5.      Merdekakanlah dirimu dari sifat penjarah. Kita sudah lama tidak lagi berhadapan dengan penjajah. Sebagai gantinya, kita dipusingkan oleh para penjarah. Ironisnya, sang penjarah bisa jadi sebelumnya adalah orang yang paling lantang suaranya ketika berdiri diatas mimbar orasi demokrasi. Benar, kita memang punya sifat menghujat orang lain. Tetapi, begitu mencicipi nikmatnya keju yang dipercayakan untuk kita jaga, kita tergoda oleh aromanya yang menggiurkan. Setelah menduduki kursi empuk, janganlah sampai ikut-ikutan menjadi tikus yang sama rakusnya dengan tikus-tikus yang sebelumnya kita berangus.
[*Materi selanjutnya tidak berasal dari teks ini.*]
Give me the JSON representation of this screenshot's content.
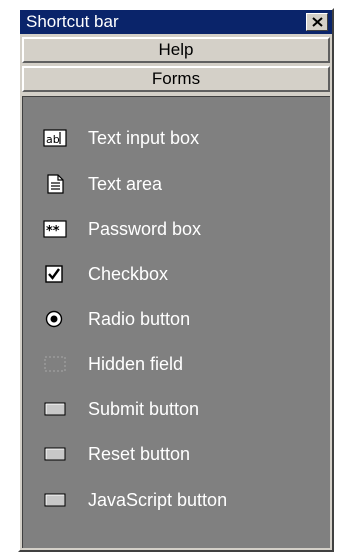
{
  "window": {
    "title": "Shortcut bar",
    "close_label": "Close"
  },
  "sections": [
    {
      "label": "Help"
    },
    {
      "label": "Forms"
    }
  ],
  "forms": {
    "items": [
      {
        "label": "Text input box",
        "icon": "text-input-icon"
      },
      {
        "label": "Text area",
        "icon": "text-area-icon"
      },
      {
        "label": "Password box",
        "icon": "password-icon"
      },
      {
        "label": "Checkbox",
        "icon": "checkbox-icon"
      },
      {
        "label": "Radio button",
        "icon": "radio-button-icon"
      },
      {
        "label": "Hidden field",
        "icon": "hidden-field-icon"
      },
      {
        "label": "Submit button",
        "icon": "submit-button-icon"
      },
      {
        "label": "Reset button",
        "icon": "reset-button-icon"
      },
      {
        "label": "JavaScript button",
        "icon": "javascript-button-icon"
      }
    ]
  },
  "colors": {
    "titlebar": "#0a246a",
    "panel": "#d4d0c8",
    "content": "#808080",
    "label_text": "#ffffff"
  }
}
Hati-hati dengan tikus, karena wajahnya mirip kelelawar. Hati-hati dengan kelelawar, karena dia dia temannya vampire. Hati-hati dengan vampire karena gigitannya menyebabkan virus para tikus menular. Nah. Kalau sudah tertulas virus tikus itu, biasanya kita berubah dari pejuang demokrasi menjadi tikus yang lebih rakus lagi. Maka masa penjajahan yang sudah lewat, digantikan oleh masa penjarahan yang sulit dihentikan. Jadi, merdekakanlah dirimu dari sifat penjarah.
 
Merdeka! Itu tidak berarti hidup tanpa aturan hingga boleh melakukan apa saja sesuka hati kita. Merdeka! Itu adalah isyarat untuk secara leluasa mengekspresikan nilai tertinggi kita sebagai manusia. Peringatan hari kemerdekaan kita tahun ini diiringi oleh peringatan turunnya kitab suci. Bukankah ini isyarat dari langit agar kita bisa mau kembali membaca kitab suci? Jika mau menjadi pemimpin Negara yang baik, bacalah kitab suci. Jika ingin menjadi warga Negara yang baik, bacalah kitab suci.
  
Catatan Kaki:
Kemerdekaan paling tinggi adalah ketika kita tidak lagi membiarkan diri sendiri dijajah oleh hawa nafsu untuk melakukan tindakan yang tidak disukai oleh Tuhan.